E este episódio aqui não era ou não era da mesma época da dos golfinhos? Não foi assim, uns meninos do nada não pularam da barca e foram nadar? Tinham fôlego os maloqueiros, pois nadavam até retornar a barca, depois pulavam na água de novo sem medo de serem tragados pelas hélices da embarcação.
Aquilo o impressionou tanto quanto a visão da grande mancha de óleo nas águas que formava uma espécie de arco-íris desmanchado, se é que isso existe. Contando ninguém acredita, é difícil mesmo, mas ele viu e registrou. São coisas assim com as quais a memória voluntaria ou involuntariamente trabalha e contra as quais não há muito o que fazer senão ceder em vez de resistir.
A barca já não era a mesma daquele tempo, é claro. Atualmente elas são climatizadas. A paisagem, descontados os barulhos do motor, é contemplada tão silenciosamente quanto uma pintura, quanto uma paisagem vista da janela de um avião. Houve o tempo em que se podia ir até o fundo da barca e fumar um cigarro tomando vento na cara. E tinha sempre alguém ou alguns fumando um baseado sem incômodos. Ele não era muito de maconha, nunca foi, mas para seu olfato dava um bom blend o cheiro da maconha e o da maresia.
Desembarcou sem pressa na área, no horário. É difícil barca se atrasar, talvez seja um dos meios de transporte mais pontuais que existem no mundo. Ia pelo caminho das pedras que conhecia bem, saudando aqui e acolá velhos amigos.
Estava pensando em consertar a tarrafa. Ou melhor, lembrou-se: a sua tinha sido emprestada a um pescador tão bom de histórias quanto de ofício. Ele ia imaginando que não fosse má idéia reservar um dos dois dias de folga a uma pescaria ao luar. É, ele poderia pescar uma tainha, um pé esquerdo de uma chinela de dedos, quem sabe?
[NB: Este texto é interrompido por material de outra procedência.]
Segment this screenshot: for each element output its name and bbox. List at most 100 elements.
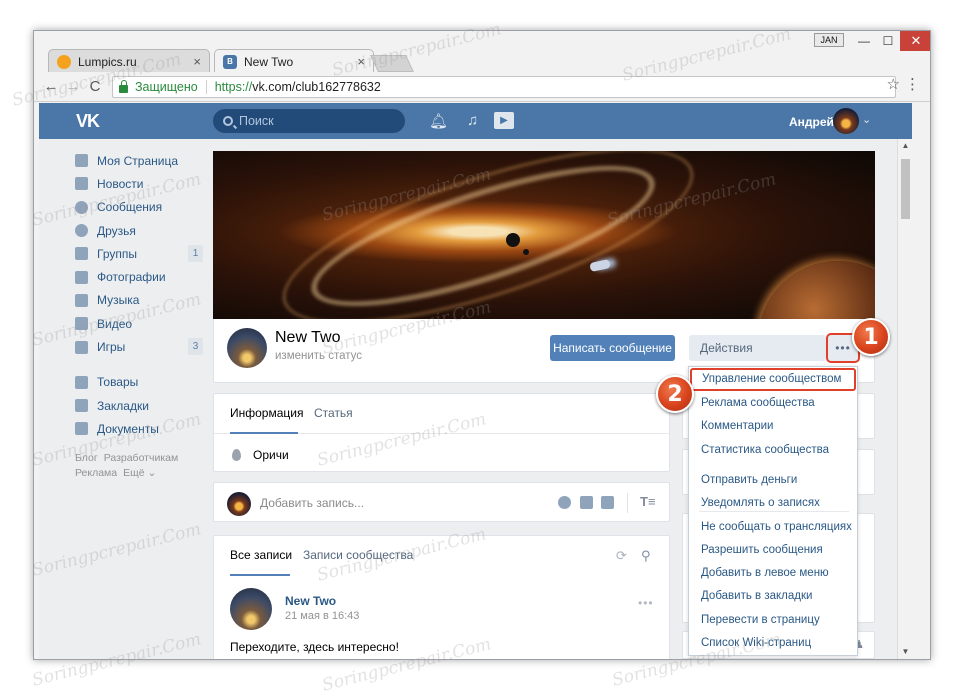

Ou então a tarrafa poderia se enroscar no bico de uma garça, o que o levaria para longe, para uma ilhota próxima, para a ponta da lua, que de vez em quando pinta naquela ilha como quem não quer nada, espantando a todos, inclusive os fantasmas que habitam o casarão de paredes verde-escuras que parece ter sido abandonado pela sorte e que, no entanto, tem resistido a tanto sol e chuva.
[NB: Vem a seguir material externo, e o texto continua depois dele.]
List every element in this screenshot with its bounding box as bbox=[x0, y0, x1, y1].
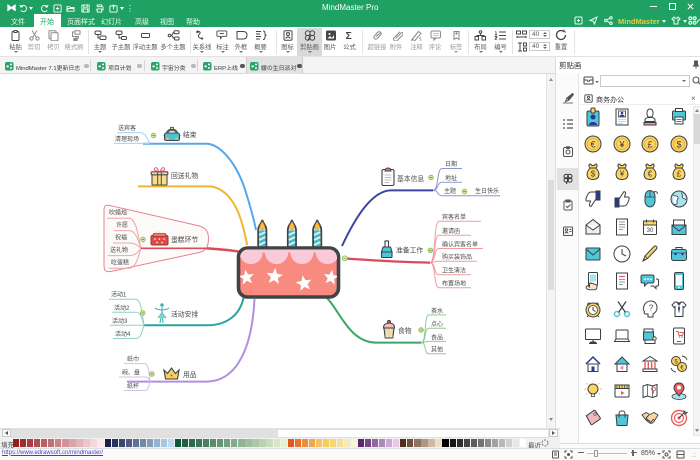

Movimento pendular, cidade-dormitório etc. Em dois dias, ele estaria de volta ao batente, ainda que no contra-fluxo, o que facilita as coisas. Ele trabalharia, por suposto, como um Bucco de carga, às vezes sorrindo, às vezes se estressando, com o rumo dos acontecimentos.
Para consolar, lhe veio à mente o velho ditado: “Mar calmo nunca fez bom marinheiro”. E assim ele colocou no streaming um disco bom de Paulinho da Viola. O som do tamanho de uma caixa de sabonetes é tão potente, milagres da tecnologia. E na fila, um de João Nogueira Pinheiro e um da Cristina Buarque. E foi aguar as plantas pra tentar se lembrar com quem estava a tarrafa.”
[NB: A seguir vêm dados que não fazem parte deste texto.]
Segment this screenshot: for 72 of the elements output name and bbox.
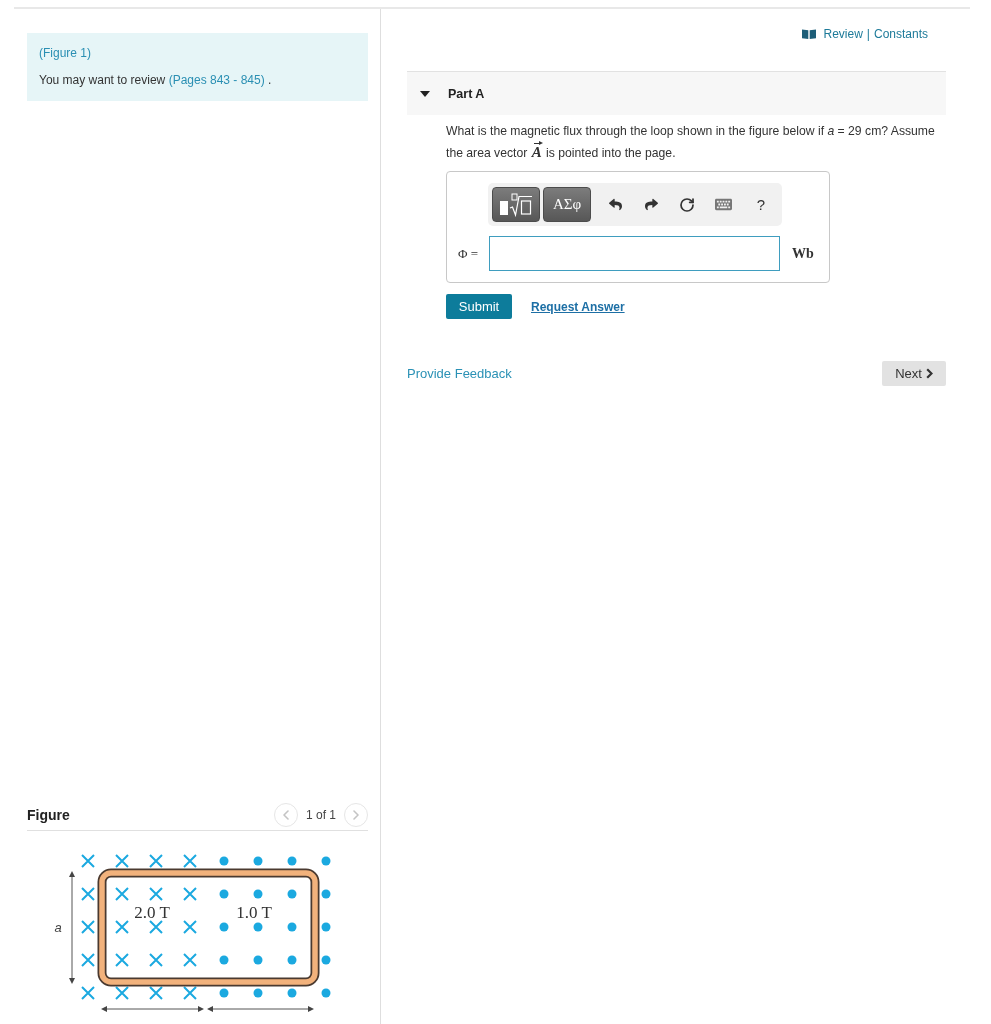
chevron-right-icon bbox=[353, 809, 359, 820]
review-note: You may want to review (Pages 843 - 845) . bbox=[39, 72, 272, 88]
cross-icon bbox=[115, 953, 129, 967]
dot-icon bbox=[287, 955, 297, 965]
figure-link[interactable]: (Figure 1) bbox=[39, 45, 91, 61]
templates-button[interactable] bbox=[492, 187, 540, 222]
dot-icon bbox=[253, 988, 263, 998]
cross-icon bbox=[81, 887, 95, 901]
cross-icon bbox=[81, 920, 95, 934]
request-answer-link[interactable]: Request Answer bbox=[531, 299, 625, 314]
book-icon bbox=[802, 29, 817, 39]
cross-icon bbox=[183, 953, 197, 967]
symbols-button[interactable]: ΑΣφ bbox=[543, 187, 591, 222]
cross-icon bbox=[149, 887, 163, 901]
cross-icon bbox=[115, 854, 129, 868]
figure-title: Figure bbox=[27, 806, 70, 823]
review-link[interactable]: Review bbox=[823, 26, 863, 42]
field-strength-label: 2.0 T bbox=[134, 903, 170, 922]
part-header[interactable]: Part A bbox=[407, 71, 946, 115]
next-button[interactable]: Next bbox=[882, 361, 946, 386]
cross-icon bbox=[183, 986, 197, 1000]
cross-icon bbox=[81, 854, 95, 868]
cross-icon bbox=[115, 920, 129, 934]
dot-icon bbox=[287, 889, 297, 899]
cross-icon bbox=[115, 887, 129, 901]
help-button[interactable]: ? bbox=[741, 187, 781, 222]
dot-icon bbox=[287, 856, 297, 866]
dot-icon bbox=[219, 922, 229, 932]
answer-label: Φ = bbox=[457, 245, 480, 262]
answer-input[interactable] bbox=[489, 236, 780, 271]
dot-icon bbox=[253, 856, 263, 866]
separator-text: | bbox=[866, 26, 870, 42]
reset-icon bbox=[679, 196, 695, 213]
dot-icon bbox=[321, 988, 331, 998]
field-strength-label: 1.0 T bbox=[236, 903, 272, 922]
unit-label: Wb bbox=[792, 245, 814, 262]
cross-icon bbox=[183, 887, 197, 901]
dot-icon bbox=[219, 889, 229, 899]
cross-icon bbox=[81, 953, 95, 967]
dot-icon bbox=[287, 988, 297, 998]
undo-icon bbox=[608, 198, 622, 211]
cross-icon bbox=[115, 986, 129, 1000]
dot-icon bbox=[219, 856, 229, 866]
chevron-right-icon bbox=[925, 368, 933, 379]
dot-icon bbox=[253, 922, 263, 932]
dot-icon bbox=[253, 889, 263, 899]
keyboard-icon bbox=[714, 196, 732, 213]
cross-icon bbox=[149, 854, 163, 868]
cross-icon bbox=[149, 953, 163, 967]
feedback-link[interactable]: Provide Feedback bbox=[407, 366, 512, 381]
cross-icon bbox=[149, 920, 163, 934]
cross-icon bbox=[81, 986, 95, 1000]
page-counter: 1 of 1 bbox=[305, 807, 336, 822]
question-text: What is the magnetic flux through the loop shown in the figure below if a = 29 cm? Assume the area vector A is pointed into the page. bbox=[446, 123, 936, 162]
dot-icon bbox=[321, 856, 331, 866]
dot-icon bbox=[287, 922, 297, 932]
cross-icon bbox=[183, 920, 197, 934]
dot-icon bbox=[219, 988, 229, 998]
chevron-left-icon bbox=[282, 809, 289, 820]
dot-icon bbox=[321, 955, 331, 965]
redo-icon bbox=[644, 198, 658, 211]
cross-icon bbox=[183, 854, 197, 868]
cross-icon bbox=[149, 986, 163, 1000]
pages-link[interactable]: (Pages 843 - 845) bbox=[168, 73, 265, 87]
dot-icon bbox=[321, 889, 331, 899]
template-icon bbox=[499, 192, 533, 217]
dot-icon bbox=[253, 955, 263, 965]
dot-icon bbox=[219, 955, 229, 965]
constants-link[interactable]: Constants bbox=[873, 26, 928, 42]
dot-icon bbox=[321, 922, 331, 932]
dimension-label: a bbox=[54, 920, 62, 935]
submit-button[interactable]: Submit bbox=[446, 294, 512, 319]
*Personagem da coluna, Bucco é um “Faz tudo”, que vive em busca de bicos. Sempre antenado numa oportunidade, qualquer que pinte, Bucco é um dedicado pai de família.
*Cappelli – família de classe média, personagem da coluna
Foto: Américo Vermelho, de dentro da Estacão de Barcas de Paquetá
Sobre o autor
Radicado em Nilópolis, município do Rio de Janeiro, Cícero César Sotero Batista é doutor, mestre e especialista na área da literatura. É casado com Layla Warrak, com quem tem dois filhos, o Francisco e a Cecília, a quem se dedica em tempo integral e um pouco mais, se algum dos dois cair da/e cama.
Ou seja, Cícero César é professor, escritor e pai de dois, não exatamente nessa ordem. É autor do petisco Cartas para Francisco: uma cartografia dos afetos (Kazuá, 2019) e está preparando um livro sobre as letras e as crônicas que Aldir Blanc produziu na década de 1970.